AEC teams tend to think first about what to build, then how to build, and finally where else they should think about building.
Perhaps this is the wrong sequence of decision-making and engages the team members in the wrong order.
What happens if we reversed the sequence? Can a where-how-what sequence—considering multiple sites, new and existing buildings, and logistical delivery issues before thinking about the appearance of the building—deliver a better result?
(In manufacturing, how a product will be made is just as important as what it looks like, therefore delivery issues are considered from early in the design stage.)
The minimum information required for considering alternative locations and options are:
- the owner’s requirements, or the space program
- code and zoning constraints that might differ by location
- construction cost differences and schedule implications by location
To find the best location, we need a data driven decision-making process that updates space program alternatives against multiple locations with multiple code constraints.
Note: This is a process enabled by an interoperable BIM Level 3 system; it is not possible with disparate data across multiple BIM Level 2 point solutions.
A where-how-what approach allows the focus to be on the process of delivering the project, not primarily what it could look like.
With sufficient data to determine if a certain location will permit a facility to be delivered more quickly, or managed more efficiently, an owner can make an informed decision to prioritize project value over the appearance of a building.
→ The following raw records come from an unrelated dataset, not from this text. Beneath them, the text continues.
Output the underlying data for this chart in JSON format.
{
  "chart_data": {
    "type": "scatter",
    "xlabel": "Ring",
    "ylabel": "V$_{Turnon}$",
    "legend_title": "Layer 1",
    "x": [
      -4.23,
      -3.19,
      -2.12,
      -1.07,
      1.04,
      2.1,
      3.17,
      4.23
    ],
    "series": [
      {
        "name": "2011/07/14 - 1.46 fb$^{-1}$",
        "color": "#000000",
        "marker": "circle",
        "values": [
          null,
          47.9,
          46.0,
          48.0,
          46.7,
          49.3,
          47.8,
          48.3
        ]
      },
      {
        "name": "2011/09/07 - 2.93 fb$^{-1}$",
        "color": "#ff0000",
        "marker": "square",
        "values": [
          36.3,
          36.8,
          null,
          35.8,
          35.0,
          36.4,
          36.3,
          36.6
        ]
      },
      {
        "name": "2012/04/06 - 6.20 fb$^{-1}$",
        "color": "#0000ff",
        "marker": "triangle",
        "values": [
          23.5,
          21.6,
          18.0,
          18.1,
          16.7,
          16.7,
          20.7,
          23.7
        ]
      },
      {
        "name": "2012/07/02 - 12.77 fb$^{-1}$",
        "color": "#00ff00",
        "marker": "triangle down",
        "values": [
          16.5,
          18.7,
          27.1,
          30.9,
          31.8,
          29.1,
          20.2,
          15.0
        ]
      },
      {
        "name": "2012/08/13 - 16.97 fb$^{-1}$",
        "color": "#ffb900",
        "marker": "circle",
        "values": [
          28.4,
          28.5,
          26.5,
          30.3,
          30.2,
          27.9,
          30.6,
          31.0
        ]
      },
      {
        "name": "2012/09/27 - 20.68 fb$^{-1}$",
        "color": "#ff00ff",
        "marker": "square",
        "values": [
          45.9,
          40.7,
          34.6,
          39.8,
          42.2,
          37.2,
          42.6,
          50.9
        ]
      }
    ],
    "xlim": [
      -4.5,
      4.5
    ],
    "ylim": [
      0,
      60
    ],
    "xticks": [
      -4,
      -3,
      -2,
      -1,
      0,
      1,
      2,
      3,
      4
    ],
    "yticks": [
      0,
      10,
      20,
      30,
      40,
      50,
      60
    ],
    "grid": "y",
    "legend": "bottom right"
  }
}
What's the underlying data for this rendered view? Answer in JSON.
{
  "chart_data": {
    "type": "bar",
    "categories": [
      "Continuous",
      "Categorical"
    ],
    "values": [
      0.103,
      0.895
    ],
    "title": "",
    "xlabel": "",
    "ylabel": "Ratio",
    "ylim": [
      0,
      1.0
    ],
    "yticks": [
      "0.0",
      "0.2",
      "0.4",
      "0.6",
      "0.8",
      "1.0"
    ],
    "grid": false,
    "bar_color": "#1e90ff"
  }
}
Owners rely heavily on the recommendations of their design and construction team, but this advice has traditionally been based on experience rather than objective data.
When building owners collaborate with finance teams, they benefit from data clearly presented in models that can be updated instantly to compare different scenarios.
Design and construction delivery decisions, by contrast, are made mostly on faith that the opinion of the planning team is correct. In this sense, owners have not been able to directly participate in a truly rational and objective decision making process.
Construction projects that leverage cloud collaboration, 3D models, and interoperable data can predict implications of choices early in the process, enabling owners to make the right where-how-what decisions to support their long-term objectives.